“Salon À la Mode owner Shelley Luther was sentenced to seven days in jail for criminal and civil contempt and a $7,000 fine,” the Dallas-Ft. Worth CBS affiliate reported Tuesday, “for defying Governor Greg Abbott’s stay-at-home rules.”
She dared to open her beauty salon … and tore up a county judge’s related and official-looking cease and desist order.
Another judge offered to spare her jail if she would confess that her “actions were selfish” and, the judge lectured, “putting your own interest ahead of those in the community in which you live.” Luther responded decisively: “Feeding my kids isn’t selfish.”
Calling for Luther’s “immediate release,” Attorney General Ken Paxton articulated smart policy: “The judge should not put people in jail like her who are just trying to make a living.”
That should be written in law — sans the “like her” part.
The agile Governor Abbott, the rule’s originator, ducked responsibility with “surely there are less restrictive means to achieving [public safety] than jailing a Texas mother.”
Then, governor, why the command?
“I am modifying my executive orders,” Abbott declared yesterday, “to ensure confinement is not a punishment for violating an order.”
The Lieutenant Governor paid her fine.
Shelley Luther was “free” — and on Fox News last night.
But have we learned anything?
Why not provide the public with the best information available and allow people to make their own decisions?

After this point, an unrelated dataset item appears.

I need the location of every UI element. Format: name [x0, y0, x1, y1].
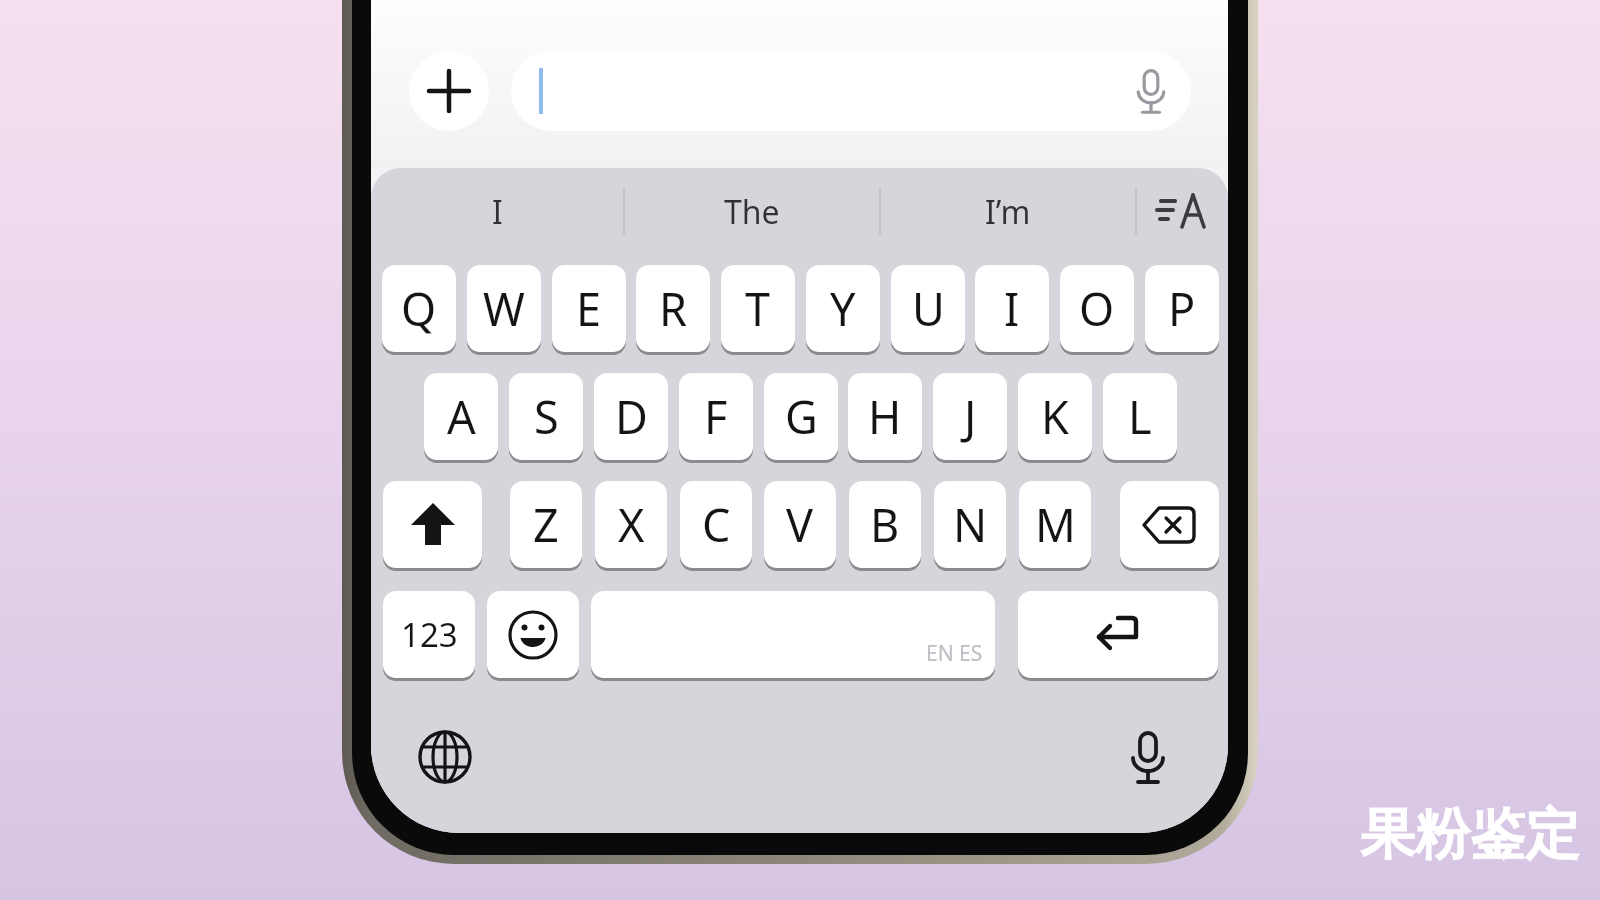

No orders. Businesspeople would be free to do what they think is best. At-risk folks would be free to be very careful.
Obviously, governments can help. But best through persuasion, remembering they work for us.
Free people.
This is Common Sense. I’m Paul Jacob.
Note: In The Wisdom of Crowds (2004), James Surowiecki posited that “a diverse collection of independently deciding individuals” can make complex decisions better than the experts. Exactly.